From Amazon.com
By turns bold, sentimental, and decidedly loopy, director Paul Thomas Anderson's
Punch-Drunk Love has perceptively been described as a classic MGM musical without the songs. Which isn't to say it lacks for music; Jon Brion's glorious, stylistically baroque score matches Anderson's cinematic verve at every turn. Brion variously revives vintage Hawaiian pop-kitsch and Conway Twitty at his early Elvis-clone angstiest, and perfectly recasts Shelly Duvall's determined/desperate reading of "He Really Needs Me" from Harry Nilsson's underappreciated
Popeye score as one of his major romantic themes; codependents need love, too.
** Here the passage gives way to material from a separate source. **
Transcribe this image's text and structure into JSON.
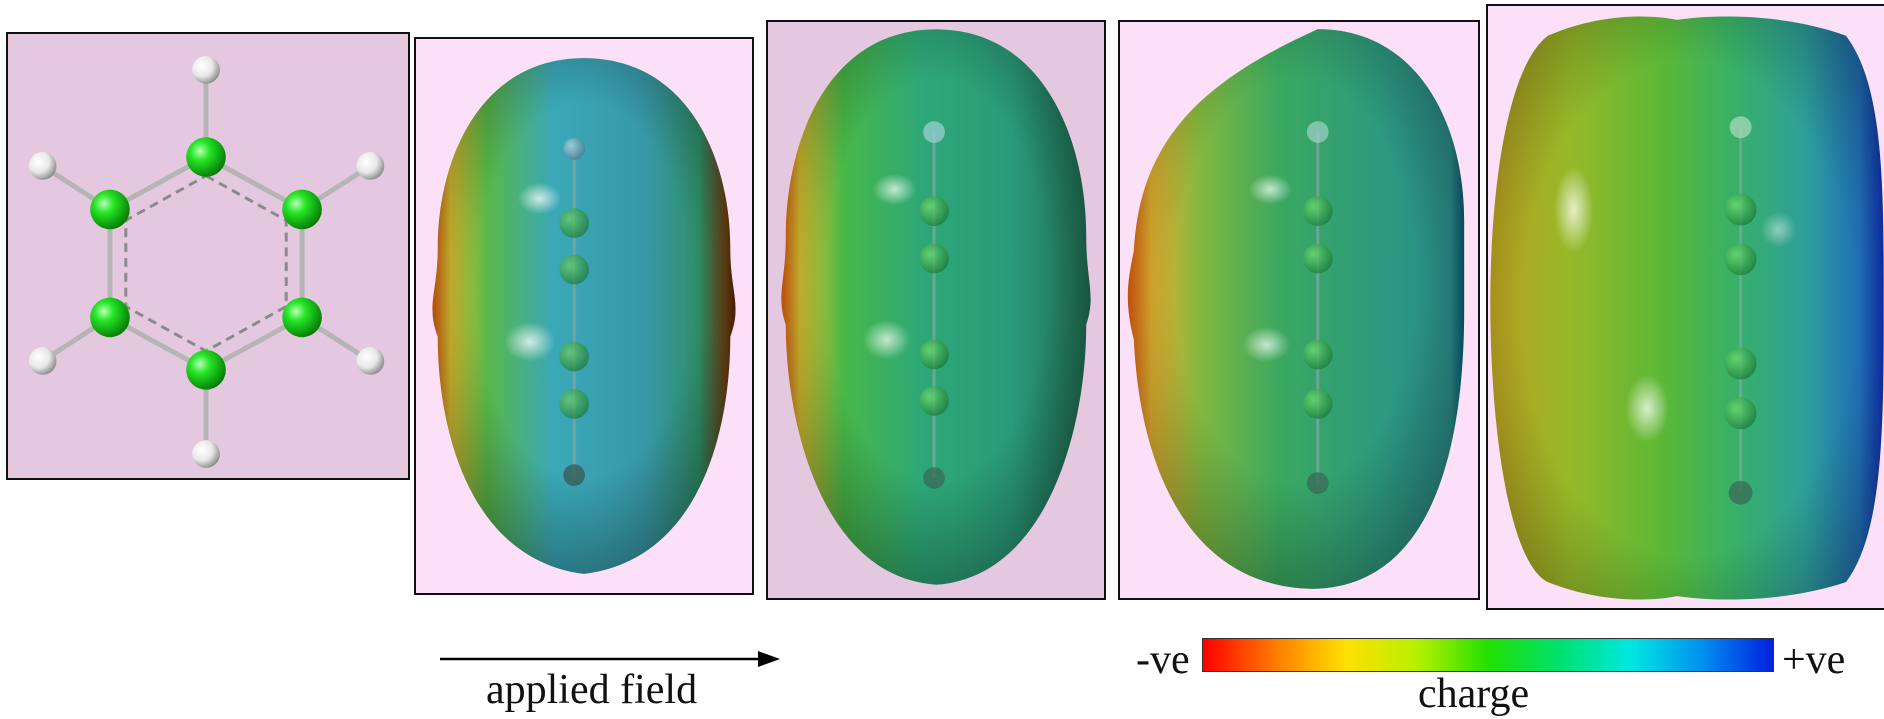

But the major touchstone for Brion's instrumental underscore is the elusive Reprise Records sound of the late '60s/early '70s, with arrangements that seem lingering homages to Brian Wilson's
Smile, Van Dyke Parks'
Song Cycle, and Randy Newman's
Sail Away. The composer's own self-performed pop-waltz of a melancholy love song, "Here We Go," echoes nothing less than the Beatles in their
Rubber Soul/
Revolver prime; it was even recorded in their old Abbey Road studio and seems to coax musical ghosts from the very walls. It's no mean feat to be both smart and sentimental, but Brion's pulled it off handsomely here on this, the best soundtrack these ears savored in 2002.